Dion Theodoridis and Tommaso Caselli
Online interaction can be pleasant, however, it has a downside: the presence of socially unacceptable language. Given the current amount of data that is produced, automatic solutions to support social platforms to ensure a safe and inclusive environment are required (Nobata, 2016; Vidgen et al., 2019). In this contribution we focus on a specific phenomenon, offensive language, in Dutch tweets directed at Dutch politicians. In particular, we investigated the benefit of applying transfer learning to boost the development of a newly annotated dataset and models on a new language.
Our starting point is a multilingual Twitter dataset, the Political Speech Project (PSP; Brockling et al., 2018). PSP contains messages from Twitter and Facebook directed at 320 politicians in 4 countries collected between February and March in 2018. Out of the 37,723 messages, only 809 are annotated as offensive. In a set of preliminary experiments on the PSP dataset, we found that by upsampling the offensive messages and resting balanced distribution between the offensive and not-offensive messages, we obtained the best macro F1 score (0.774) using mBERT (Pires et al., 2019).
We then applied this model to a collection of 992,192 tweets in Ducth from March 2021, containing at least one mention of a Ducth politician. To evaluate the performance of the PSP-trained model on Ducth, we manually corrected 1,500 messages (test set). The remainder of the data automatically annotated (silver data) has been used to develop new language specific models.
Using the silver data, we extensively tried different training settings, in particular: i) concatenate Dutch silver data to the PSP data; ii) continue to fine-tune the PSP trained model with Dutch silver data; and (iii) concatenate Dutch silver and manually annotated data from DALC (Caselli et al., 2021). In the last setting, data comes from Twitter, are annotated for offensiveness but do not specifically target politicians.

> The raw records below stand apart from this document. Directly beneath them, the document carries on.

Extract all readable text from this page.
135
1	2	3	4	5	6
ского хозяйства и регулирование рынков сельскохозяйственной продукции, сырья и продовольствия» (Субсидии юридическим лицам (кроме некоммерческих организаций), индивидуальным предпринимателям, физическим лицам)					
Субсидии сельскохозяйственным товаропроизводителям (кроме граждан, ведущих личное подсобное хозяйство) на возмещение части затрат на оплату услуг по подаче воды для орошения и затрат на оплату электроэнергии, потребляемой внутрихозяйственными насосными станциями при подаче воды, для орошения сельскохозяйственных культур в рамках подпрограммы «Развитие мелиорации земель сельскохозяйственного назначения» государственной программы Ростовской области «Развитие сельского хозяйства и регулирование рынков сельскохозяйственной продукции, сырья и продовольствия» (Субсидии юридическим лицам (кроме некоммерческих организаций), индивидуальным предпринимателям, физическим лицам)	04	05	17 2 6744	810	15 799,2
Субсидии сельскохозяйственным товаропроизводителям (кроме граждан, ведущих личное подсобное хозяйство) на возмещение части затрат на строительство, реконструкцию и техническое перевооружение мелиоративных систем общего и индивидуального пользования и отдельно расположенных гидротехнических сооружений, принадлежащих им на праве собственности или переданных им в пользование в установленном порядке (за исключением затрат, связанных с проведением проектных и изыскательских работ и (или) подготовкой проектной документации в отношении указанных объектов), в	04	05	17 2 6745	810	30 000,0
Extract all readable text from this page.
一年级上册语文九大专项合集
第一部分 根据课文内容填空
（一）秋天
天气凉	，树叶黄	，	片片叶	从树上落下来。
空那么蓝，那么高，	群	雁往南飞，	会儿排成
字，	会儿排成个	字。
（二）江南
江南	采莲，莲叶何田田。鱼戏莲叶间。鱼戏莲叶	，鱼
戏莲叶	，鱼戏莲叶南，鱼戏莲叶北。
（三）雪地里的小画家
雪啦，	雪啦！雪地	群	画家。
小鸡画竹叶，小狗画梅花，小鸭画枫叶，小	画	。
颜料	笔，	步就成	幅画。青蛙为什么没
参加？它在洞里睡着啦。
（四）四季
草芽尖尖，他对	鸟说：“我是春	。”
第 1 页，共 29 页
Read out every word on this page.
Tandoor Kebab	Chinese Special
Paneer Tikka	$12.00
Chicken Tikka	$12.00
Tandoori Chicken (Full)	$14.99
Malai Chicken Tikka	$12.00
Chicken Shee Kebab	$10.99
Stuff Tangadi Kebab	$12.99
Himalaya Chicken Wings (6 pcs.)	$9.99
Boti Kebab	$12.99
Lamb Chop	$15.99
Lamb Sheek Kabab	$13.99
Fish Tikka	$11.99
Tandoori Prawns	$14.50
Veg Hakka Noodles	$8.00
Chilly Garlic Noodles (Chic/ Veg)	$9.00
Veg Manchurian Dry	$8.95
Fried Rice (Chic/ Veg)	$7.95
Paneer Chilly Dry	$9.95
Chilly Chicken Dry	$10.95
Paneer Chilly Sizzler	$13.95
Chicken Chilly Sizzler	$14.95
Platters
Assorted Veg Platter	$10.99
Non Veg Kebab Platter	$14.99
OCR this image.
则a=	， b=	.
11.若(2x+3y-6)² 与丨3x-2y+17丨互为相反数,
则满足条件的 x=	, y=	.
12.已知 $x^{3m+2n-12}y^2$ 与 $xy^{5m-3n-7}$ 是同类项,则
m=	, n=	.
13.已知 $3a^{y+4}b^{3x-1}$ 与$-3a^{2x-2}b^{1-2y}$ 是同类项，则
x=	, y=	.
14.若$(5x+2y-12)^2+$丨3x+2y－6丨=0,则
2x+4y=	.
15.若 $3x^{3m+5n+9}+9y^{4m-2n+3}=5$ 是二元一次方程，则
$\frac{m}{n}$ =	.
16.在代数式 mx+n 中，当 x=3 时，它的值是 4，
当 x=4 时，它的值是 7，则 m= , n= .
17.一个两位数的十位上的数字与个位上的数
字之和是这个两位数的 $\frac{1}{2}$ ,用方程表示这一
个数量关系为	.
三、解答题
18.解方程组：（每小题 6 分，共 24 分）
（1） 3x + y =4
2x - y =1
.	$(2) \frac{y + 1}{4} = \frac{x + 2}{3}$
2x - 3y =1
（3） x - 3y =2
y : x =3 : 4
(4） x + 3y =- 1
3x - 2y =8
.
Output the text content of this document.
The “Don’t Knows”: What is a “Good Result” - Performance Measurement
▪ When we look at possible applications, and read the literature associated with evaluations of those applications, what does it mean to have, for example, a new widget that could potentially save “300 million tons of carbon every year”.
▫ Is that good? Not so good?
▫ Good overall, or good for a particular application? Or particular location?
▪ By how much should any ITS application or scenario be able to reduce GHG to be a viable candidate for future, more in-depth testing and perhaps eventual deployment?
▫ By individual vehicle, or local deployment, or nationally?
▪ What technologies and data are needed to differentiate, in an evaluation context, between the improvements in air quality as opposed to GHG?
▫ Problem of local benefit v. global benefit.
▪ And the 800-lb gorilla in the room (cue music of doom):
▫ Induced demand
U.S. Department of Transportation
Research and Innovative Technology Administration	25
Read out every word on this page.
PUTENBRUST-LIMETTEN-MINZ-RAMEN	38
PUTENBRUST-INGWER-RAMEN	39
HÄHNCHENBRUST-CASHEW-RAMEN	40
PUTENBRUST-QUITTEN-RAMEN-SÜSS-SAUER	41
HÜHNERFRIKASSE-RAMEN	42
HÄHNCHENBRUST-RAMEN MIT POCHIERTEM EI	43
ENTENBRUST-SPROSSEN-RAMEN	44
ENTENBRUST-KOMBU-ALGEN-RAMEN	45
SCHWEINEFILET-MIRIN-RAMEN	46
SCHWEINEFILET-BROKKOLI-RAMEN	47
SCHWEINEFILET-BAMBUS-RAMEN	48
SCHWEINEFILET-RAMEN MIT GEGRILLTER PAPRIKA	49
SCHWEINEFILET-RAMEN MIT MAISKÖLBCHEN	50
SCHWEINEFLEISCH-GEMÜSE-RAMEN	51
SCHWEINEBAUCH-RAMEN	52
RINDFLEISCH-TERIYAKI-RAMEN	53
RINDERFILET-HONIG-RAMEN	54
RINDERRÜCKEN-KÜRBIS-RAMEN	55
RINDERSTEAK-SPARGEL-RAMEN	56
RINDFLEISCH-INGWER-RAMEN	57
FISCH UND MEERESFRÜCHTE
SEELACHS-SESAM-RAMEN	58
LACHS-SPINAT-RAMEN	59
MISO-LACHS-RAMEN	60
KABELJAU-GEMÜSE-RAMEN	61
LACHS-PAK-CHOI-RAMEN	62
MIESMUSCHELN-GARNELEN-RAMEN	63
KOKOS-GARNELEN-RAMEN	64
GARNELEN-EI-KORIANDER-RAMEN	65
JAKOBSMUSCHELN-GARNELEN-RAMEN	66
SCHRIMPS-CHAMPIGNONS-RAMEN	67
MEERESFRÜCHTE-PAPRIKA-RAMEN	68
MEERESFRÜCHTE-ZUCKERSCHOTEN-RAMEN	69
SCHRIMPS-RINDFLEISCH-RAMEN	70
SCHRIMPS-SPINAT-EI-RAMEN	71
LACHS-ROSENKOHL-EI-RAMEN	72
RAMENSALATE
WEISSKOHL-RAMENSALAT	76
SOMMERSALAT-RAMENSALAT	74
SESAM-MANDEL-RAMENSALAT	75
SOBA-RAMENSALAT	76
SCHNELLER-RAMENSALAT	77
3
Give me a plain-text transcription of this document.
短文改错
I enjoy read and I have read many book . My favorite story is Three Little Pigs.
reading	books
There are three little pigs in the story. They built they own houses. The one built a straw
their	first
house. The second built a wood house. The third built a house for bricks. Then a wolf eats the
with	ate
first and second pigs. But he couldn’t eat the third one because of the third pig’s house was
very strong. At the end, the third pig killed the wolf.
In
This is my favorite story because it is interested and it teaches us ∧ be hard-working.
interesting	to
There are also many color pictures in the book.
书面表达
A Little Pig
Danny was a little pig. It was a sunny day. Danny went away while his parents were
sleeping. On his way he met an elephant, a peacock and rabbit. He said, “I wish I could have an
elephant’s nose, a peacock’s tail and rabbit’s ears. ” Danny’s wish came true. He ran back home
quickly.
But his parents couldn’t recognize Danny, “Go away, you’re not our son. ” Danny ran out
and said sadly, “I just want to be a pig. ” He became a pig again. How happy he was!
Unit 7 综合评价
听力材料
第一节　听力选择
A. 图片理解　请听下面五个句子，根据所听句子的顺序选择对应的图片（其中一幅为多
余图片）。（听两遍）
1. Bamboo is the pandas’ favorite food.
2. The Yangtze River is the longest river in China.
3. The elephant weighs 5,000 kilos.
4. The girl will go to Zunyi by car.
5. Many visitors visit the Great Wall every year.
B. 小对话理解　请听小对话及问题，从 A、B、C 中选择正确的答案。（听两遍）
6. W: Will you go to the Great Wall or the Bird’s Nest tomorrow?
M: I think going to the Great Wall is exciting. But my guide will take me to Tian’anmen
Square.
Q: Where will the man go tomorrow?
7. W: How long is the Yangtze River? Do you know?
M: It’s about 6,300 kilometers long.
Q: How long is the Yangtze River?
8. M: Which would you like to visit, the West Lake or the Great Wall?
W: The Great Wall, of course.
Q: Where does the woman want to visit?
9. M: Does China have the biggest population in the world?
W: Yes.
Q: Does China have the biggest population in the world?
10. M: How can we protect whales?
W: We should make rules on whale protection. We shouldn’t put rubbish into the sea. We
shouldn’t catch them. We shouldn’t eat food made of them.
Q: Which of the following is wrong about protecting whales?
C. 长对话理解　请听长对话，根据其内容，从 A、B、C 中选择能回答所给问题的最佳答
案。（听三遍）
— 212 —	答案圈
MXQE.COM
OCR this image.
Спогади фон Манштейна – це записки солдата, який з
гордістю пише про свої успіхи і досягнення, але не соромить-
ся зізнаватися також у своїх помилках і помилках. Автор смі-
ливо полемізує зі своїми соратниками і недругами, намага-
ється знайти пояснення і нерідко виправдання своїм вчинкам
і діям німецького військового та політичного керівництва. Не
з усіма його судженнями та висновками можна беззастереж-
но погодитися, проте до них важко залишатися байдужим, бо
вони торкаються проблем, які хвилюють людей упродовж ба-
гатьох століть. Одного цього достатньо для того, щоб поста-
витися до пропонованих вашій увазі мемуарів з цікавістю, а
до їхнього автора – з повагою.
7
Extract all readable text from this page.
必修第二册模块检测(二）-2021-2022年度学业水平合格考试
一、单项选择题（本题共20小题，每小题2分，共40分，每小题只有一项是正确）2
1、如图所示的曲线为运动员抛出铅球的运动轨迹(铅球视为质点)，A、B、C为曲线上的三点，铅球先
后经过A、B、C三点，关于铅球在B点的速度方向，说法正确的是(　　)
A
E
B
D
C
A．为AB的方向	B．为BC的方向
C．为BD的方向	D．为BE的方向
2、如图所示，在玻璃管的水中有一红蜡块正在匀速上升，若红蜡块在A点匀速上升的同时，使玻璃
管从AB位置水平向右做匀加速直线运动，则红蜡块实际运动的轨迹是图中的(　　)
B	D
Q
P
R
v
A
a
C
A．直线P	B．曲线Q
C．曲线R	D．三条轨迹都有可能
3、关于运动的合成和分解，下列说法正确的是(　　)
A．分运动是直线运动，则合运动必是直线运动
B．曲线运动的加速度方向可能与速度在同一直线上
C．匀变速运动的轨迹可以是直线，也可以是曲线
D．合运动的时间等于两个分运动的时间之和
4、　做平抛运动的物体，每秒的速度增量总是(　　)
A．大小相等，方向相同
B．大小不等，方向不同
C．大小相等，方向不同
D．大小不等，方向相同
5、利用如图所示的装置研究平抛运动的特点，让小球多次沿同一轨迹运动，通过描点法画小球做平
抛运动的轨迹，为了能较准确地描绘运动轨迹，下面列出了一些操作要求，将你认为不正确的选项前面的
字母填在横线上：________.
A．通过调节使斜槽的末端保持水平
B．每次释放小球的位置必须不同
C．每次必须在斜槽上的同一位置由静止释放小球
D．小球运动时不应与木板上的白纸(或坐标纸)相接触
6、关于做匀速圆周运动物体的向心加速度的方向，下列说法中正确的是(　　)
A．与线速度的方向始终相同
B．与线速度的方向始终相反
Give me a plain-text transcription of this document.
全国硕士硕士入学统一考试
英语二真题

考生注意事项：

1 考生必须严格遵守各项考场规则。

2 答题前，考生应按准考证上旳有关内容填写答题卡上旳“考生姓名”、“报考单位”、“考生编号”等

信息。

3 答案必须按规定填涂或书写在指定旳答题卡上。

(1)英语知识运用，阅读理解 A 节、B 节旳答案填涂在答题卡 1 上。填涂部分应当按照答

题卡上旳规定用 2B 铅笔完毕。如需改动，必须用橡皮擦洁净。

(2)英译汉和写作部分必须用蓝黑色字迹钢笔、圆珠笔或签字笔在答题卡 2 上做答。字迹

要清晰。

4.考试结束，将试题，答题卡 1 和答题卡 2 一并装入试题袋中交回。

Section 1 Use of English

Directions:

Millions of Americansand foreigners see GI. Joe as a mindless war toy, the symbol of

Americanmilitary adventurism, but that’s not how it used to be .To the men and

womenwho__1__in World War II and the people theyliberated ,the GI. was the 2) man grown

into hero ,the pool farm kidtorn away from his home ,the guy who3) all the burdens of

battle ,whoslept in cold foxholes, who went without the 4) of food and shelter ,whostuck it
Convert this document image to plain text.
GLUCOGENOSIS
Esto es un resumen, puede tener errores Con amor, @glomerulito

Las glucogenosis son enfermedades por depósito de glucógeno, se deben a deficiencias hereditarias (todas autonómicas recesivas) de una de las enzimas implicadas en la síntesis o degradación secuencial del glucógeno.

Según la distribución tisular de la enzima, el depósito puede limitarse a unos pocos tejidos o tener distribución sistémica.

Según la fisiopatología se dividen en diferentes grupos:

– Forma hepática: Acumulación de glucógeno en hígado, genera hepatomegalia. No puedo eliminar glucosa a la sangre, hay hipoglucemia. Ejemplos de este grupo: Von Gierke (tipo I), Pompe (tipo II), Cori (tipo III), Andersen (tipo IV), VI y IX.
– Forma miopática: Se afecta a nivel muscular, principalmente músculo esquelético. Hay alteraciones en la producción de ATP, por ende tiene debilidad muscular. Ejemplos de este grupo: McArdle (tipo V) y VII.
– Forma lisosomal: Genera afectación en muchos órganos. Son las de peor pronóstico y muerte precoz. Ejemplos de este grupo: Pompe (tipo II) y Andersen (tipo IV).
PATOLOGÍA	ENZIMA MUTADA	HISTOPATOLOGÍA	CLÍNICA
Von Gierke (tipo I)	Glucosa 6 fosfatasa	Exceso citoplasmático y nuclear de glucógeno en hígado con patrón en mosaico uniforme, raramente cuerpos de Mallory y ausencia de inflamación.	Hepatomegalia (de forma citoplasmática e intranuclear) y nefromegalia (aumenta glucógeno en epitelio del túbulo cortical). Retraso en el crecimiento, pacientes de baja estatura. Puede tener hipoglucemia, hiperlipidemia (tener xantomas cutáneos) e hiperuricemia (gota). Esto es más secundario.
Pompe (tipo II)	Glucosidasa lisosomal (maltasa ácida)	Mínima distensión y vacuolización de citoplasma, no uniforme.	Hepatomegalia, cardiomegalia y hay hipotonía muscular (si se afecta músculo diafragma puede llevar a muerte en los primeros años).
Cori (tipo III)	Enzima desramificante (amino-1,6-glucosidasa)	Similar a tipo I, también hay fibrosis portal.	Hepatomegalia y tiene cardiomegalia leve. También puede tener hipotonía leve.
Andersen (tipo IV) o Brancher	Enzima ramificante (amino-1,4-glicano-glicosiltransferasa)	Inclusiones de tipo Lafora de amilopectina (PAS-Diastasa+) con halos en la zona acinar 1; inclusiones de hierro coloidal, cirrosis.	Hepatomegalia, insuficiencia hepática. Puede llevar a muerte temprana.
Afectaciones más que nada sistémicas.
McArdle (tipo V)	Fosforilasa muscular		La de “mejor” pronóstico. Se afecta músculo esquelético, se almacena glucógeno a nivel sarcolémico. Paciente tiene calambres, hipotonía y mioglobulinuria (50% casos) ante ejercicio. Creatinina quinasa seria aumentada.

When it comes to the evaluation on the test set, we have identified a lower-bound macro F1 of 0.629 by directly applying the PSP trained model (zero-shot setting) and an upper-bound macro F1 of 0.737 when fine-tuning a monolingual pre-trained model (BERTje; de Vries et al. 2019) using the DALC training. When it comes to the contribution of the silver data, in all training settings the results are disappointing. In the first setting, concatenate same amount of silver data as the PSP data, the newly fine-tuned mBERT model reaches a macro F1 of 0.619 (-0.01 when compared to the zero-shot model); when we keep fine tuning the initial PSP trained model, mBERT best results are 0.634, an increase of only 0.005. Finally, concatenate monolingual gold and silver data brings the macro F1 to 0.691, a drop of 0.046 points.
On a different note, we observed that transfer-learning can speed up the manual annotation making it easier to create new datasets for different target phenomena. In our test sample of 1500 messages, the model’s predictions had to be corrected only 498 times (one-third).